Rusty Hutson Jr., CEO of Diversified Energy, described the acquisition as “attractively priced” and emphasized the company’s commitment to integrating the new assets efficiently. “We are excited to onboard our new employees from Crescent Pass and begin the process of efficient integration and deployment of smarter asset management along with our sustainability initiatives across these assets, while adding robust cash flows that further support our business,” Hutson said.
Strategic Growth and Financial Structure
The acquisition of natural gas assets marks another milestone for Diversified Energy, following its $410 million purchase of similar assets from Oaktree Capital Management LP in March. The company operates primarily in the Appalachian Basin and the Central Region of the U.S.

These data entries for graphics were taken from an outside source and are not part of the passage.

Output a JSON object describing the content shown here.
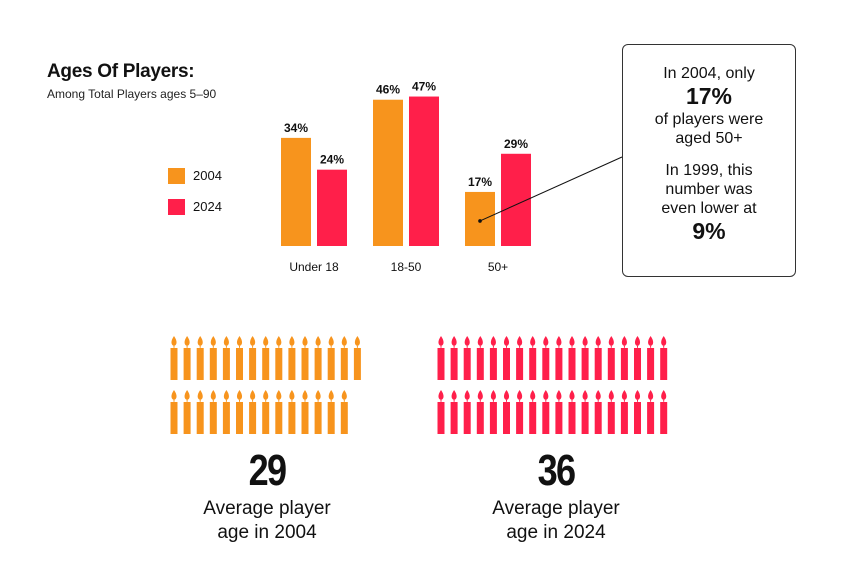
{
  "title": "Ages Of Players:",
  "subtitle": "Among Total Players ages 5–90",
  "legend": [
    {
      "label": "2004",
      "color": "#F7941D"
    },
    {
      "label": "2024",
      "color": "#FF1F4A"
    }
  ],
  "chart_data": {
    "type": "bar",
    "title": "Ages Of Players:",
    "subtitle": "Among Total Players ages 5–90",
    "categories": [
      "Under 18",
      "18-50",
      "50+"
    ],
    "series": [
      {
        "name": "2004",
        "values": [
          34,
          46,
          17
        ],
        "labels": [
          "34%",
          "46%",
          "17%"
        ],
        "color": "#F7941D"
      },
      {
        "name": "2024",
        "values": [
          24,
          47,
          29
        ],
        "labels": [
          "24%",
          "47%",
          "29%"
        ],
        "color": "#FF1F4A"
      }
    ],
    "ylim": [
      0,
      50
    ],
    "grid": false,
    "legend_position": "left"
  },
  "callout": {
    "line1": "In 2004, only",
    "big1": "17%",
    "line2": "of players were",
    "line3": "aged 50+",
    "line4": "In 1999, this",
    "line5": "number was",
    "line6": "even lower at",
    "big2": "9%"
  },
  "stats": [
    {
      "value": "29",
      "line1": "Average player",
      "line2": "age in 2004",
      "color": "#F7941D",
      "candles": 29
    },
    {
      "value": "36",
      "line1": "Average player",
      "line2": "age in 2024",
      "color": "#FF1F4A",
      "candles": 36
    }
  ]
}
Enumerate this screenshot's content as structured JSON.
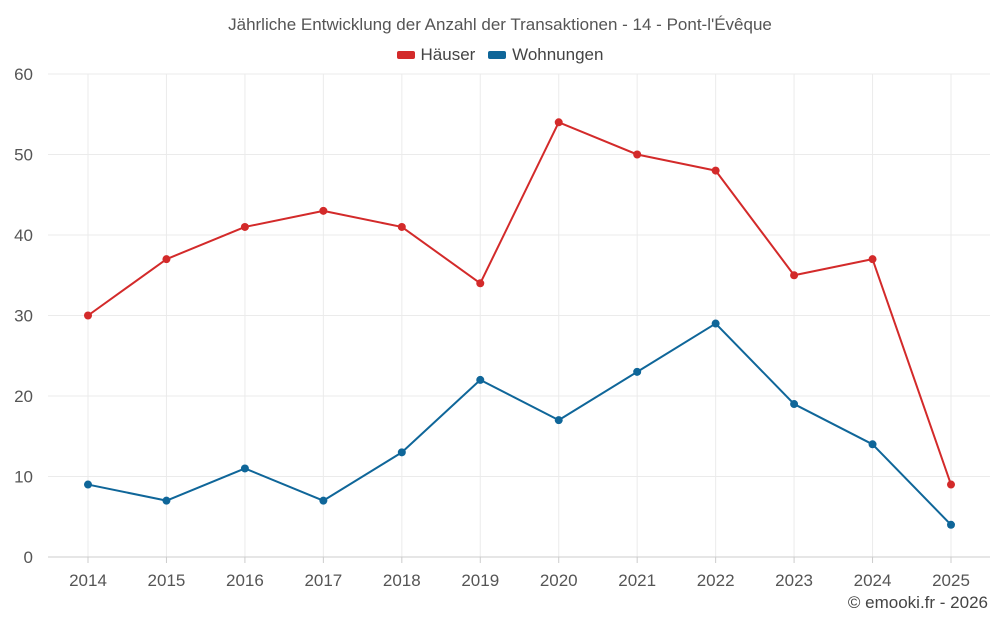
{
  "chart_data": {
    "type": "line",
    "title": "Jährliche Entwicklung der Anzahl der Transaktionen - 14 - Pont-l'Évêque",
    "xlabel": "",
    "ylabel": "",
    "categories": [
      "2014",
      "2015",
      "2016",
      "2017",
      "2018",
      "2019",
      "2020",
      "2021",
      "2022",
      "2023",
      "2024",
      "2025"
    ],
    "ylim": [
      0,
      60
    ],
    "yticks": [
      0,
      10,
      20,
      30,
      40,
      50,
      60
    ],
    "yticks_text": [
      "0",
      "10",
      "20",
      "30",
      "40",
      "50",
      "60"
    ],
    "grid": true,
    "legend_position": "top-center",
    "series": [
      {
        "name": "Häuser",
        "color": "#d32a2a",
        "values": [
          30,
          37,
          41,
          43,
          41,
          34,
          54,
          50,
          48,
          35,
          37,
          9
        ]
      },
      {
        "name": "Wohnungen",
        "color": "#0f6699",
        "values": [
          9,
          7,
          11,
          7,
          13,
          22,
          17,
          23,
          29,
          19,
          14,
          4
        ]
      }
    ]
  },
  "credit": "© emooki.fr - 2026"
}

As part of the consideration for the deal, Diversified Energy issued approximately 2.25 million new shares to Crescent Pass Energy. The transaction did not require shareholder approval.
Hutson noted in July that this stock-and-cash deal represents an “evolution” of the company’s funding sources and highlights the strategic importance of its recent listing on the New York Stock Exchange.
Market Reaction
Shares in Diversified Energy, trading on the FTSE 250 index of the London Stock Exchange, were up 0.9% to 1,021 pence on Friday afternoon, compared to 1,012 pence at Thursday’s close.
About Crescent Pass Energy
Crescent Pass Energy, based in Houston, is a privately held exploration and production company backed by Texas-based private equity firm Talara Capital Management LLC. Talara invested $75 million into Crescent Pass in 2019.